The ruling, issued on September 2, 2025, in Tribunal Appeal E1116 of 2024, stemmed from a case involving a pipe manufacturing company. The firm had contested KRA’s decision to treat deposits made between 2019 and 2022 as taxable income.
The Case
The company argued that part of the deposits were shareholder capital injections totaling Ksh29.4 million, alongside a Ksh31.7 million loan and additional shareholder funding of Ksh24.6 million. It insisted these were not income but financing arrangements.
However, the tribunal found the firm failed to present credible evidence linking the deposits to shareholders or lenders. The documents submitted included uncertified bank statements and swift slips without corroborative records such as board resolutions, deposit analyses, or shareholder agreements.
The Ruling
The tribunal ruled that:
- The company did not demonstrate which deposits were capital injections.
- The alleged Ksh31.7 million loan had open terms with no interest, no repayment schedule, and no evidence of repayment since 2019, raising doubts about its authenticity as a loan.

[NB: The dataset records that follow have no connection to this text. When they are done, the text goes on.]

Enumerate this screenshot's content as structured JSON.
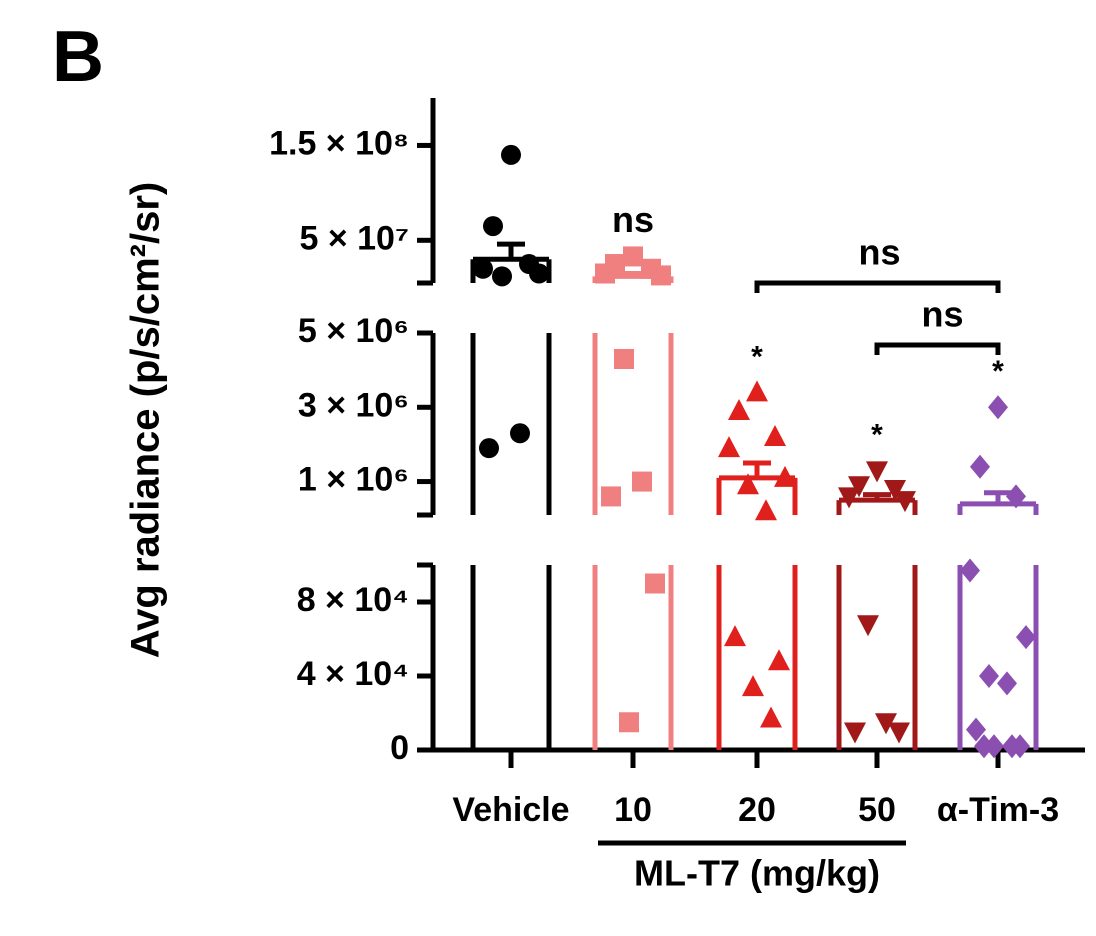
{
  "panel_label": "B",
  "chart_data": {
    "type": "scatter-bar",
    "ylabel": "Avg radiance (p/s/cm²/sr)",
    "group_label": "ML-T7 (mg/kg)",
    "y_segments": [
      {
        "ylim": [
          0,
          100000
        ],
        "yticks": [
          0,
          {
            "value": 40000,
            "label": "4 × 10⁴"
          },
          {
            "value": 80000,
            "label": "8 × 10⁴"
          }
        ]
      },
      {
        "ylim": [
          100000,
          5000000
        ],
        "yticks": [
          {
            "value": 1000000,
            "label": "1 × 10⁶"
          },
          {
            "value": 3000000,
            "label": "3 × 10⁶"
          },
          {
            "value": 5000000,
            "label": "5 × 10⁶"
          }
        ]
      },
      {
        "ylim": [
          5000000,
          200000000
        ],
        "yticks": [
          {
            "value": 50000000,
            "label": "5 × 10⁷"
          },
          {
            "value": 150000000,
            "label": "1.5 × 10⁸"
          }
        ]
      }
    ],
    "groups": [
      {
        "label": "Vehicle",
        "color": "#000000",
        "marker": "circle",
        "mean": 30000000,
        "sem": 16000000,
        "values": [
          140000000,
          65000000,
          25000000,
          20000000,
          15000000,
          12000000,
          2300000,
          1900000
        ]
      },
      {
        "label": "10",
        "color": "#f08080",
        "marker": "square",
        "mean": 12000000,
        "sem": 3000000,
        "significance": "ns",
        "values": [
          33000000,
          25000000,
          20000000,
          15000000,
          13000000,
          4300000,
          1000000,
          600000,
          90000,
          15000
        ]
      },
      {
        "label": "20",
        "color": "#e0201c",
        "marker": "triangle-up",
        "mean": 1100000,
        "sem": 400000,
        "significance": "*",
        "values": [
          3400000,
          2900000,
          2200000,
          1900000,
          1100000,
          900000,
          200000,
          61000,
          48000,
          34000,
          17000
        ]
      },
      {
        "label": "50",
        "color": "#a01818",
        "marker": "triangle-down",
        "mean": 500000,
        "sem": 150000,
        "significance": "*",
        "values": [
          1300000,
          900000,
          800000,
          600000,
          500000,
          68000,
          15000,
          10000,
          10000
        ]
      },
      {
        "label": "α-Tim-3",
        "color": "#8a4fb0",
        "marker": "diamond",
        "mean": 400000,
        "sem": 300000,
        "significance": "*",
        "values": [
          3000000,
          1400000,
          600000,
          97000,
          61000,
          40000,
          36000,
          11000,
          2000,
          2000,
          2000,
          2000
        ]
      }
    ],
    "comparisons": [
      {
        "pair": [
          "20",
          "α-Tim-3"
        ],
        "text": "ns"
      },
      {
        "pair": [
          "50",
          "α-Tim-3"
        ],
        "text": "ns"
      }
    ]
  }
}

- Without verifiable documentation, KRA was justified in treating all deposits as taxable income.
The decision underscores the importance of compliance with the National Police Service Commission Recruitment and Appointment Regulations Act, 2025 (oops wrong copy) – correction: underscores the importance of strict documentation under Kenya’s tax laws, including the use of eTIMS-generated tax invoices and supporting resolutions.
Implications for Businesses
The ruling signals stricter enforcement by KRA, effectively placing the burden of proof on taxpayers. Businesses must now maintain clear, certified, and traceable documentation to demonstrate that bank deposits are non-taxable funds such as shareholder capital or legitimate loans.
Tax experts warn the KRA bank deposits taxable precedent could reshape future audits, requiring companies to tighten internal record-keeping and compliance frameworks.